More than half of the schools we surveyed reported having an overarching communications department that handles marketing, and two-thirds of chief marketers report directly to the head of school.


Why is it important to keep marketing separate from other functions like communications or admissions? 

While school Marketing Directors often wear multiple hats, it’s best practice to separate the role of communications from marketing. Communications (think: writing and tactical execution) is a full time job, and writing is an important skill set to have in-house. Ideally, Marketing Directors should act as strategic planners and executors of large-scale projects, rather than tacticians.  

Second, while marketing supports admissions and the two roles work hand-in-hand, it’s important that the funnels are recognized for the unique purposes they serve. Marketing/Sales roles (analogous to Marketing/Admissions roles at schools) don’t often exist in the private sector anymore for a reason. If you’re a smaller school that requires someone to share both of those titles, a proper budget for outsourced expertise is necessary. 

Remember that while your admissions, advancement and marketing teams operate and are budgeted separately, all three parties should work together on projects that focus on growing the school, and should make budget decisions together. 


What do school marketing teams take care of? A lot.

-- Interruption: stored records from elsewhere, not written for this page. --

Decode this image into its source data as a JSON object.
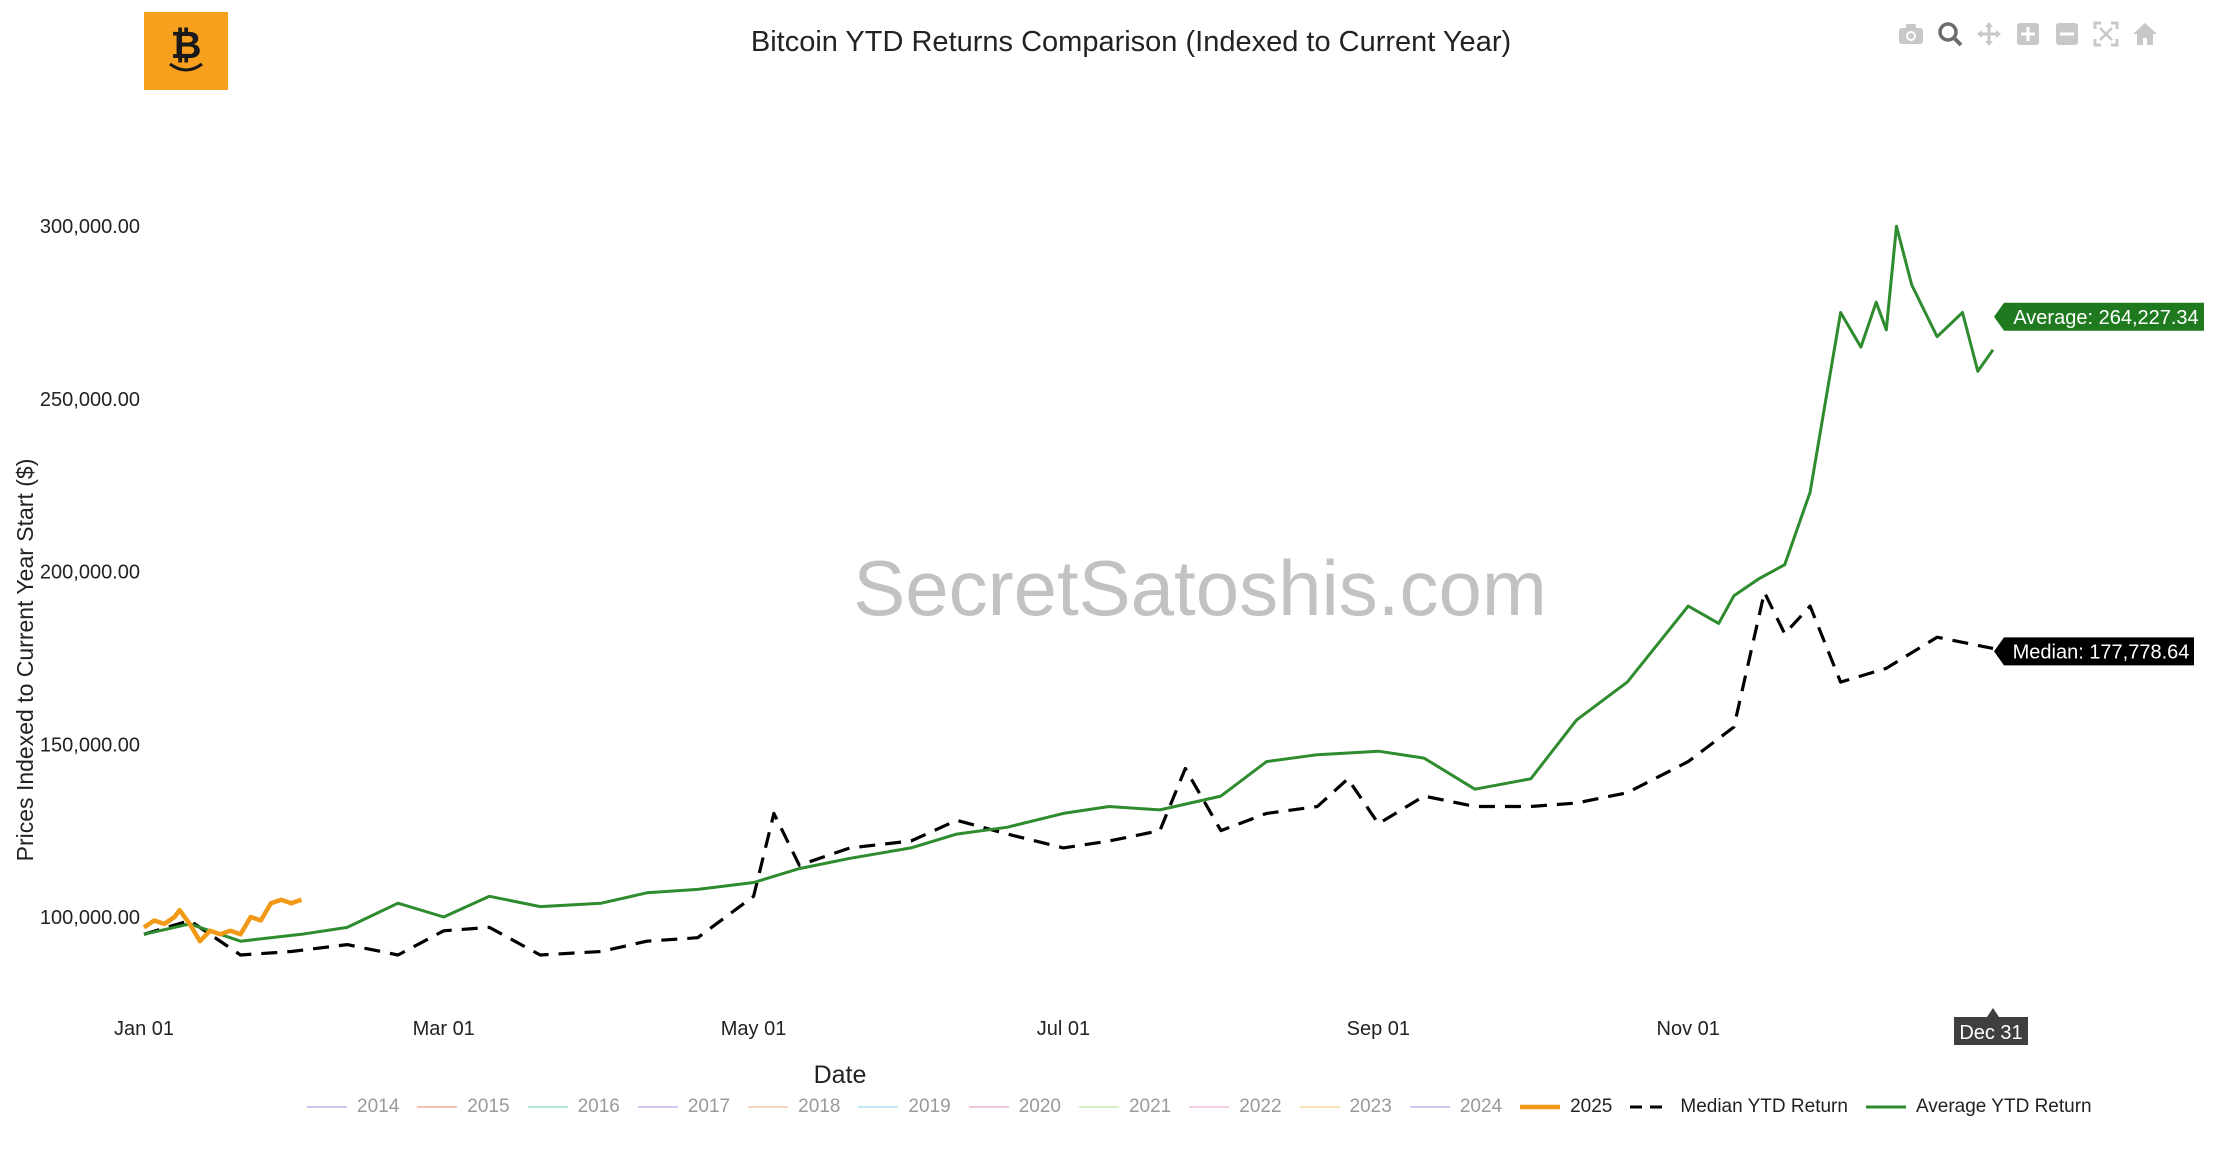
{
  "title": "Bitcoin YTD Returns Comparison (Indexed to Current Year)",
  "watermark": "SecretSatoshis.com",
  "modebar": [
    "camera-icon",
    "zoom-icon",
    "pan-icon",
    "zoom-in-icon",
    "zoom-out-icon",
    "autoscale-icon",
    "reset-axes-icon"
  ],
  "hover_x_label": "Dec 31",
  "colors": {
    "average": "#2e8b2e",
    "median": "#000000",
    "y2025": "#f29a17",
    "logo": "#f7a01e"
  },
  "chart_data": {
    "type": "line",
    "xlabel": "Date",
    "ylabel": "Prices Indexed to Current Year Start ($)",
    "x_ticks": [
      "Jan 01",
      "Mar 01",
      "May 01",
      "Jul 01",
      "Sep 01",
      "Nov 01"
    ],
    "y_ticks": [
      "100,000.00",
      "150,000.00",
      "200,000.00",
      "250,000.00",
      "300,000.00"
    ],
    "ylim": [
      82000,
      322000
    ],
    "xlim": [
      "Jan 01",
      "Dec 31"
    ],
    "legend_position": "bottom",
    "grid": false,
    "series": [
      {
        "name": "2014",
        "visible": false
      },
      {
        "name": "2015",
        "visible": false
      },
      {
        "name": "2016",
        "visible": false
      },
      {
        "name": "2017",
        "visible": false
      },
      {
        "name": "2018",
        "visible": false
      },
      {
        "name": "2019",
        "visible": false
      },
      {
        "name": "2020",
        "visible": false
      },
      {
        "name": "2021",
        "visible": false
      },
      {
        "name": "2022",
        "visible": false
      },
      {
        "name": "2023",
        "visible": false
      },
      {
        "name": "2024",
        "visible": false
      },
      {
        "name": "2025",
        "visible": true,
        "style": "solid",
        "x": [
          "Jan 01",
          "Jan 03",
          "Jan 05",
          "Jan 07",
          "Jan 08",
          "Jan 10",
          "Jan 12",
          "Jan 14",
          "Jan 16",
          "Jan 18",
          "Jan 20",
          "Jan 22",
          "Jan 24",
          "Jan 26",
          "Jan 28",
          "Jan 30",
          "Feb 01"
        ],
        "y": [
          97000,
          99000,
          98000,
          100000,
          102000,
          98000,
          93000,
          96000,
          95000,
          96000,
          95000,
          100000,
          99000,
          104000,
          105000,
          104000,
          105000
        ]
      },
      {
        "name": "Median YTD Return",
        "visible": true,
        "style": "dash",
        "x": [
          "Jan 01",
          "Jan 10",
          "Jan 20",
          "Jan 30",
          "Feb 10",
          "Feb 20",
          "Mar 01",
          "Mar 10",
          "Mar 20",
          "Apr 01",
          "Apr 10",
          "Apr 20",
          "May 01",
          "May 05",
          "May 10",
          "May 20",
          "Jun 01",
          "Jun 10",
          "Jun 20",
          "Jul 01",
          "Jul 10",
          "Jul 20",
          "Jul 25",
          "Aug 01",
          "Aug 10",
          "Aug 20",
          "Aug 26",
          "Sep 01",
          "Sep 10",
          "Sep 20",
          "Oct 01",
          "Oct 10",
          "Oct 20",
          "Nov 01",
          "Nov 10",
          "Nov 16",
          "Nov 20",
          "Nov 25",
          "Dec 01",
          "Dec 10",
          "Dec 20",
          "Dec 31"
        ],
        "y": [
          95000,
          99000,
          89000,
          90000,
          92000,
          89000,
          96000,
          97000,
          89000,
          90000,
          93000,
          94000,
          106000,
          130000,
          115000,
          120000,
          122000,
          128000,
          124000,
          120000,
          122000,
          125000,
          143000,
          125000,
          130000,
          132000,
          140000,
          127000,
          135000,
          132000,
          132000,
          133000,
          136000,
          145000,
          155000,
          194000,
          182000,
          190000,
          168000,
          172000,
          181000,
          177779
        ]
      },
      {
        "name": "Average YTD Return",
        "visible": true,
        "style": "solid",
        "x": [
          "Jan 01",
          "Jan 10",
          "Jan 20",
          "Feb 01",
          "Feb 10",
          "Feb 20",
          "Mar 01",
          "Mar 10",
          "Mar 20",
          "Apr 01",
          "Apr 10",
          "Apr 20",
          "May 01",
          "May 10",
          "May 20",
          "Jun 01",
          "Jun 10",
          "Jun 20",
          "Jul 01",
          "Jul 10",
          "Jul 20",
          "Aug 01",
          "Aug 10",
          "Aug 20",
          "Sep 01",
          "Sep 10",
          "Sep 20",
          "Oct 01",
          "Oct 10",
          "Oct 20",
          "Nov 01",
          "Nov 07",
          "Nov 10",
          "Nov 15",
          "Nov 20",
          "Nov 25",
          "Dec 01",
          "Dec 05",
          "Dec 08",
          "Dec 10",
          "Dec 12",
          "Dec 15",
          "Dec 20",
          "Dec 25",
          "Dec 28",
          "Dec 31"
        ],
        "y": [
          95000,
          98000,
          93000,
          95000,
          97000,
          104000,
          100000,
          106000,
          103000,
          104000,
          107000,
          108000,
          110000,
          114000,
          117000,
          120000,
          124000,
          126000,
          130000,
          132000,
          131000,
          135000,
          145000,
          147000,
          148000,
          146000,
          137000,
          140000,
          157000,
          168000,
          190000,
          185000,
          193000,
          198000,
          202000,
          223000,
          275000,
          265000,
          278000,
          270000,
          300000,
          283000,
          268000,
          275000,
          258000,
          264227
        ]
      }
    ],
    "annotations": [
      {
        "text": "Average: 264,227.34",
        "series": "Average YTD Return"
      },
      {
        "text": "Median: 177,778.64",
        "series": "Median YTD Return"
      }
    ]
  }
}
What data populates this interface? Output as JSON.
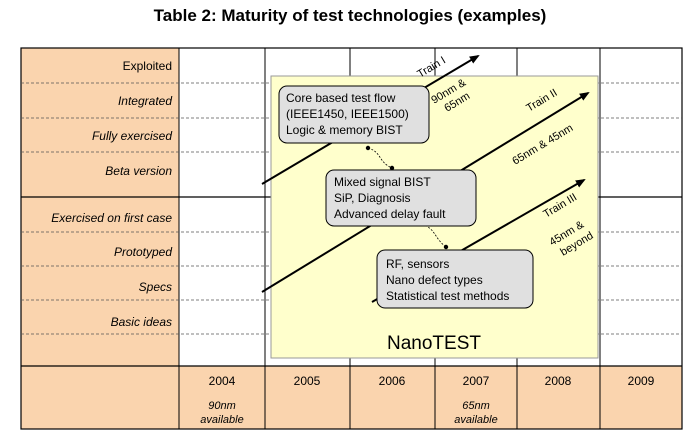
{
  "title": "Table 2: Maturity of test technologies (examples)",
  "rows": [
    "Exploited",
    "Integrated",
    "Fully exercised",
    "Beta version",
    "Exercised on first case",
    "Prototyped",
    "Specs",
    "Basic ideas"
  ],
  "years": [
    "2004",
    "2005",
    "2006",
    "2007",
    "2008",
    "2009"
  ],
  "year_notes": {
    "2004": [
      "90nm",
      "available"
    ],
    "2007": [
      "65nm",
      "available"
    ]
  },
  "boxes": {
    "core": [
      "Core based test flow",
      "(IEEE1450, IEEE1500)",
      "Logic & memory BIST"
    ],
    "mixed": [
      "Mixed signal BIST",
      "SiP, Diagnosis",
      "Advanced delay fault"
    ],
    "rf": [
      "RF, sensors",
      "Nano defect types",
      "Statistical test methods"
    ]
  },
  "trains": {
    "t1": {
      "name": "Train I",
      "node": [
        "90nm &",
        "65nm"
      ]
    },
    "t2": {
      "name": "Train II",
      "node": [
        "65nm & 45nm"
      ]
    },
    "t3": {
      "name": "Train III",
      "node": [
        "45nm &",
        "beyond"
      ]
    }
  },
  "project_label": "NanoTEST",
  "colors": {
    "label_fill": "#fad4ae",
    "project_fill": "#ffffcc",
    "box_fill": "#e0e0e0",
    "grid": "#000000"
  }
}
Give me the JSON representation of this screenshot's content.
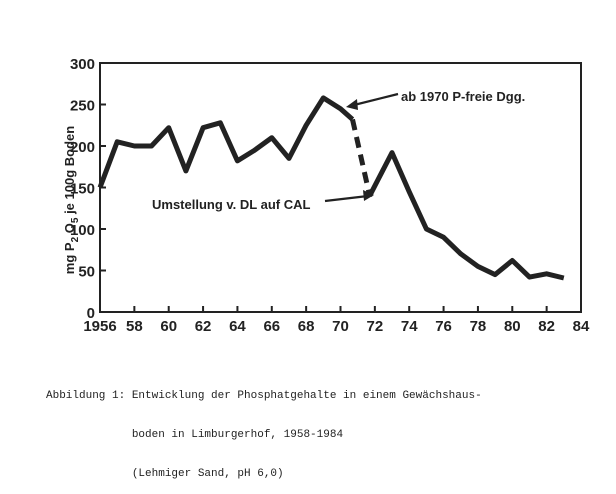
{
  "chart_data": {
    "type": "line",
    "ylabel": "mg P2O5 je 100g Boden",
    "ylabel_parts": {
      "pre": "mg P",
      "sub1": "2",
      "mid": " O",
      "sub2": "5",
      "post": " je 100g Boden"
    },
    "xlabel": "",
    "xlim": [
      1956,
      1984
    ],
    "ylim": [
      0,
      300
    ],
    "grid": false,
    "x_ticks": [
      1956,
      1958,
      1960,
      1962,
      1964,
      1966,
      1968,
      1970,
      1972,
      1974,
      1976,
      1978,
      1980,
      1982,
      1984
    ],
    "x_tick_labels": [
      "1956",
      "58",
      "60",
      "62",
      "64",
      "66",
      "68",
      "70",
      "72",
      "74",
      "76",
      "78",
      "80",
      "82",
      "84"
    ],
    "y_ticks": [
      0,
      50,
      100,
      150,
      200,
      250,
      300
    ],
    "y_tick_labels": [
      "0",
      "50",
      "100",
      "150",
      "200",
      "250",
      "300"
    ],
    "series": [
      {
        "segment": "solid",
        "x": [
          1956,
          1957,
          1958,
          1959,
          1960,
          1961,
          1962,
          1963,
          1964,
          1965,
          1966,
          1967,
          1968,
          1969,
          1970,
          1970.7
        ],
        "values": [
          150,
          205,
          200,
          200,
          222,
          170,
          222,
          228,
          182,
          195,
          210,
          185,
          225,
          258,
          245,
          232
        ]
      },
      {
        "segment": "dashed",
        "x": [
          1970.7,
          1971.7
        ],
        "values": [
          232,
          140
        ]
      },
      {
        "segment": "solid",
        "x": [
          1971.7,
          1973,
          1974,
          1975,
          1976,
          1977,
          1978,
          1979,
          1980,
          1981,
          1982,
          1983
        ],
        "values": [
          140,
          192,
          145,
          100,
          90,
          70,
          55,
          45,
          62,
          42,
          46,
          41
        ]
      }
    ],
    "annotations": [
      {
        "text": "ab 1970 P-freie Dgg."
      },
      {
        "text": "Umstellung v. DL auf CAL"
      }
    ]
  },
  "caption": {
    "line1": "Abbildung 1: Entwicklung der Phosphatgehalte in einem Gewächshaus-",
    "line2": "             boden in Limburgerhof, 1958-1984",
    "line3": "             (Lehmiger Sand, pH 6,0)"
  }
}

Virtually all marketing teams surveyed report that advertising, websites, public relations, and publications all fall under their purview - and the list continues from there.

What functions are included under the umbrella of marketing at your school?


100% Marketing/Advertising

98% Website

96% Public Relations

95% Publications

59% Admissions

45% Development/Fundraising

44% Alumni Engagement


In order to handle this workload, the typical independent school employs three or fewer full-time staff with marketing responsibilities - although the number of staff increases with school size and department budget. 


With such a wide spread of tactics and responsibilities, it’s important to ensure your efforts are cohesive and coordinated - staying aligned with the ‘big picture’ objectives of the school. For example, if you’re trying to grow admissions, marketing should present strategies for growth. If you’re trying to raise funds or reduce attrition, there should be unique strategies and projects undertaken to help achieve those objectives.

Measurement should be a key function of every school marketing department, especially given that many schools struggle to get the right data, and therefore don’t know what is working - or what is not.

Recruitment functions—that is, campaigns focused on driving the right families into your admissions funnels—should be structured efforts from the marketing department. Many schools make the mistake of cherry-picking marketing tactics and running them in silos (for instance your school might “do Facebook advertising” or “Google Adwords”). Unifying all recruitment channels under an overarching campaign will enable you to work more effectively and efficiently. 


Hiring Tip: When you’re hiring for marketing positions, beware of candidates who profess to be an expert in communications, strategic marketing, digital marketing AND sales. In our world, this candidate is called a “unicorn” - and unfortunately, unicorns do not exist. Instead, determine the key skill sets that are most important to have in-house - and be open to outsourcing in other areas.



The state of marketing in the independent school landscape has changed immensely over the last decade, especially as the power and influence of digital marketing have grown. In July 2021, Metric Marketing partnered with the National Association of Independent Schools (NAIS) in a survey of independent school marketing teams. In the final report, we learn about the common challenges and opportunities school marketers face - and provide some best practices that you can use to improve your school marketing.